= Mother agent =

A mother agent is an agent who directly oversees and represents a fashion model. Mother agents usually are the first to discover a model, and help them learn about the industry and build a portfolio. They often decide which modeling agencies are best for the model and share in the commissions.

A mother agent can serve as a mentor who guides the model throughout his or her career. Typically, the mother agent is paid once they place a model with a booking agency in a larger location such as New York, Los Angeles, London, Chicago, and so forth. They take a percentage, normally 10%, of every booking that the booking agency books. A mother agent can also take a standard 20% commission from anything they book themselves. However, a true mother agent does not book but places their models to booking agencies. Some mother agents book on a smaller level to develop the model or for extra money. Mother agents are often the scouts who initially find, recruit, and train the models, and subsequently locate agencies and opportunities for the models.

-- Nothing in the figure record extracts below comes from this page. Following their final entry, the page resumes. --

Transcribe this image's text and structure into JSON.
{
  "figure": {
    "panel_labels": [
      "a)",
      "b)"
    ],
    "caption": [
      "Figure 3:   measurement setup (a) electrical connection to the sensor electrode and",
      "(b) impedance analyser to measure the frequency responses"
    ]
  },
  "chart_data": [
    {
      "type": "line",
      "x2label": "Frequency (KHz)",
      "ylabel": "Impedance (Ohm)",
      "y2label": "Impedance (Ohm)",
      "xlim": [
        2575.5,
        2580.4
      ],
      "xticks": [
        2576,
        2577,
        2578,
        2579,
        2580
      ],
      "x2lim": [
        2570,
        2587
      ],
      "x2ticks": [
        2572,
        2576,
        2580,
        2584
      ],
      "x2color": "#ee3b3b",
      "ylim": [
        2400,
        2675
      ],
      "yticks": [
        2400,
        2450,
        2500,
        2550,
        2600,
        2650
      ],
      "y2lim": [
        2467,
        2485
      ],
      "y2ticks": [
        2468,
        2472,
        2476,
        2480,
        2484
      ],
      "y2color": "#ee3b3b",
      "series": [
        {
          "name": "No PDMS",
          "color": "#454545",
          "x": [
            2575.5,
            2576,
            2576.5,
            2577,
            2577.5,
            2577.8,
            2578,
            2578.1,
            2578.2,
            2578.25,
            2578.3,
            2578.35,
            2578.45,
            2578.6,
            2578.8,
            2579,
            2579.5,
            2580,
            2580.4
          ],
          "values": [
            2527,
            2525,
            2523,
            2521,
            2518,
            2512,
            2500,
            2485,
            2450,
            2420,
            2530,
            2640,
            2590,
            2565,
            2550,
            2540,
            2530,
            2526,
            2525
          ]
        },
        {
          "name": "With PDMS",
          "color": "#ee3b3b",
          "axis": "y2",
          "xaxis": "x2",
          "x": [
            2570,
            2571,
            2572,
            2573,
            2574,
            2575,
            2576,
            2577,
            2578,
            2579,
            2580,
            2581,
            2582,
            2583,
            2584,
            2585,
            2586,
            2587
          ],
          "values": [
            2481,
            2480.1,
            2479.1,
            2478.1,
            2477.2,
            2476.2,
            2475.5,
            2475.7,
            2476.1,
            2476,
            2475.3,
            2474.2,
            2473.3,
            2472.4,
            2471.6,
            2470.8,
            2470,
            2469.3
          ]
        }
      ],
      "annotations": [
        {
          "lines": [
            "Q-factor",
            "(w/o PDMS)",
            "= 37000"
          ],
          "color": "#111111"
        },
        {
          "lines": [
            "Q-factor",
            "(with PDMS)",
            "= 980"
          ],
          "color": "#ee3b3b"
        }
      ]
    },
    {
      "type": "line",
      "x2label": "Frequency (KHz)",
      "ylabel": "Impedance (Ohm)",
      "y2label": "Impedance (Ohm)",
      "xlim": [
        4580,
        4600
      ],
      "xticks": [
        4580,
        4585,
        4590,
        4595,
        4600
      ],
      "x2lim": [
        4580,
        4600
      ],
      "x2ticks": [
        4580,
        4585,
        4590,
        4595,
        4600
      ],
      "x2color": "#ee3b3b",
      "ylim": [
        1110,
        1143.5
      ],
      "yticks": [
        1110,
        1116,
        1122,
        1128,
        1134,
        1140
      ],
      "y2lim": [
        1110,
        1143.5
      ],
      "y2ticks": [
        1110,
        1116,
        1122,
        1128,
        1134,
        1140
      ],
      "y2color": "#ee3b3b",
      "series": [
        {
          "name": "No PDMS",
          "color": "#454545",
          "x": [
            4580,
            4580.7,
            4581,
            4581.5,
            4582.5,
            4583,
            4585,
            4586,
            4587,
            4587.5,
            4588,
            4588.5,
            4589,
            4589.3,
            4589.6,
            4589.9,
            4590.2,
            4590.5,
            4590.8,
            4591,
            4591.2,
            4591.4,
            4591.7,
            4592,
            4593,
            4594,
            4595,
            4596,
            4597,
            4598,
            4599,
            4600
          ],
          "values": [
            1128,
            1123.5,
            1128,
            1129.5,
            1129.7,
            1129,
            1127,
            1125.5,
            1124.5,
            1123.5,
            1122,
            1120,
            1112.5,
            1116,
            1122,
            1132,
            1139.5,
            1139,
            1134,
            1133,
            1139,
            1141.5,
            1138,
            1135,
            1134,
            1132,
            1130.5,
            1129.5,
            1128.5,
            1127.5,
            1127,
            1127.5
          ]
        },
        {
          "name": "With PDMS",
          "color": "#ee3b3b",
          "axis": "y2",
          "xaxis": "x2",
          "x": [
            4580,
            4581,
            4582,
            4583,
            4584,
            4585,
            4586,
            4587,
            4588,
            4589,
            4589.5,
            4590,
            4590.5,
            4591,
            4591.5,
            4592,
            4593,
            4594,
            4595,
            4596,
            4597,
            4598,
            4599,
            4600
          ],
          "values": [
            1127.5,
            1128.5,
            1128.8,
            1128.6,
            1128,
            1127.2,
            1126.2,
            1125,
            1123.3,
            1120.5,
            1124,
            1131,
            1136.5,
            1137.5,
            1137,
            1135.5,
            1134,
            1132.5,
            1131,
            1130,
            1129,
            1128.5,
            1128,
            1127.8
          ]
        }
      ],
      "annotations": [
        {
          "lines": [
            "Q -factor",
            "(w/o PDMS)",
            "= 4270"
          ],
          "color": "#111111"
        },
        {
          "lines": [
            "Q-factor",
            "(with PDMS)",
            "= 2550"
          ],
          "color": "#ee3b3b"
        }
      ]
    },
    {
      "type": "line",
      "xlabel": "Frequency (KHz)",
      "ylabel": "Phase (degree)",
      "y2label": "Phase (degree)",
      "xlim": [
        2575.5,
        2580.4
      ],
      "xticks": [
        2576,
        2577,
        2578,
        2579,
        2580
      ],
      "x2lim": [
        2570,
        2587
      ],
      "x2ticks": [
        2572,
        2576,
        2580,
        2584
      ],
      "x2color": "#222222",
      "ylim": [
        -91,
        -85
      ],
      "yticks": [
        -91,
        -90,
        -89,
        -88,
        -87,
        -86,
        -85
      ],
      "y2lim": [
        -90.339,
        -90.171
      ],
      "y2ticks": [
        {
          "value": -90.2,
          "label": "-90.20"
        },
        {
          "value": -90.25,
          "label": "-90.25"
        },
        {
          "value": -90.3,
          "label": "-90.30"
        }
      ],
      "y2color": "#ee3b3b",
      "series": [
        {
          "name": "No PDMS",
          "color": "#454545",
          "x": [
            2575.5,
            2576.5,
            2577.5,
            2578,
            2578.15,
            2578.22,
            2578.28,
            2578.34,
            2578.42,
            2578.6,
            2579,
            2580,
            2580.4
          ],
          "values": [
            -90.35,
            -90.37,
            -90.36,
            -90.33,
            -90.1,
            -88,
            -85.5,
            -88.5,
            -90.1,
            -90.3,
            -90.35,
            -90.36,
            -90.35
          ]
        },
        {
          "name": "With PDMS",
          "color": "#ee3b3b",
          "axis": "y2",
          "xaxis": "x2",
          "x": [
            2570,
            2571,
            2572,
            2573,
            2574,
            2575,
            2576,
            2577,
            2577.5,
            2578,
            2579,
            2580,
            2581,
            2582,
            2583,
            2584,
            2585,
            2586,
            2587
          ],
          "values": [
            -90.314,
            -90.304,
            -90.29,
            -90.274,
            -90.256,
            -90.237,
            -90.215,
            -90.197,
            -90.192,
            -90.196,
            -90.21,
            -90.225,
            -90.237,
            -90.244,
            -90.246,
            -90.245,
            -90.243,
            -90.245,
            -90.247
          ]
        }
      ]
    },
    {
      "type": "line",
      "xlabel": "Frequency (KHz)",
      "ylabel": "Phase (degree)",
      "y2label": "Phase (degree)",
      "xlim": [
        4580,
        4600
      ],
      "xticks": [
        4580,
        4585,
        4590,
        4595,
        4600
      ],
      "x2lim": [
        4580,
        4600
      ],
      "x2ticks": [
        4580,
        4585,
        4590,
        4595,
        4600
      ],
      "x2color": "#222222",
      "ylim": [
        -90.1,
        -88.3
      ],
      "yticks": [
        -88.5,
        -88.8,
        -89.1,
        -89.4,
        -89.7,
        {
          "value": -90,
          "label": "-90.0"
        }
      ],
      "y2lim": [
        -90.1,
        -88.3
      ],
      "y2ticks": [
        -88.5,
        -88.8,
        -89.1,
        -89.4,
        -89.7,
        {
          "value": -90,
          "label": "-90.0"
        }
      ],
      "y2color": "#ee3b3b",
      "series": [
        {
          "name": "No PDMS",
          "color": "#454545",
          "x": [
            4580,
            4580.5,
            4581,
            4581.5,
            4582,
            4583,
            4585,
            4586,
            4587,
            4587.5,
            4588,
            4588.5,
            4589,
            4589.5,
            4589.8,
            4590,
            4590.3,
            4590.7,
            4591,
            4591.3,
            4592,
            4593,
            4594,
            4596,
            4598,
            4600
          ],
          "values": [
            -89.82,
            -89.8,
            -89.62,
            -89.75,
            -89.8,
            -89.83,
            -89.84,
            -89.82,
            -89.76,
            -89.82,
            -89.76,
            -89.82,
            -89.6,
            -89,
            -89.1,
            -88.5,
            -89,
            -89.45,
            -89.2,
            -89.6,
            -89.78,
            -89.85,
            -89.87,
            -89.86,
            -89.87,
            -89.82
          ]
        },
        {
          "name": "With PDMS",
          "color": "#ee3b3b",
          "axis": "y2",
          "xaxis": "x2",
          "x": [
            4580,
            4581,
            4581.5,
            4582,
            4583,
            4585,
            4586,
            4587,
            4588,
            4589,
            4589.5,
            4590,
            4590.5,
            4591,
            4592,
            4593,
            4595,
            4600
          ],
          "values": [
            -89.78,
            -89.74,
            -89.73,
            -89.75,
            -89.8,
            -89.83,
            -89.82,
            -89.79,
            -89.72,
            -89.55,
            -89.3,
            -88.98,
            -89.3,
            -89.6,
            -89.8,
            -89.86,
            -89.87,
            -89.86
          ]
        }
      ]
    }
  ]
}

Mother agents serve more as personal managers, whereas regular modeling agencies typically take care of the logistics of booking jobs while operate on a less personal and larger level. The two are not mutually exclusive, as some modeling agencies can also serve as mother agencies. Whereas mother agencies are often also based in smaller cities and lesser-known locations (in addition to larger cities such as New York, Los Angeles, London, Paris, etc.), larger international agencies are typically based in large metropolitan centers with established fashion industries, such as New York, Paris, Milan, Dubai, Hong Kong, Tokyo, and other major cities.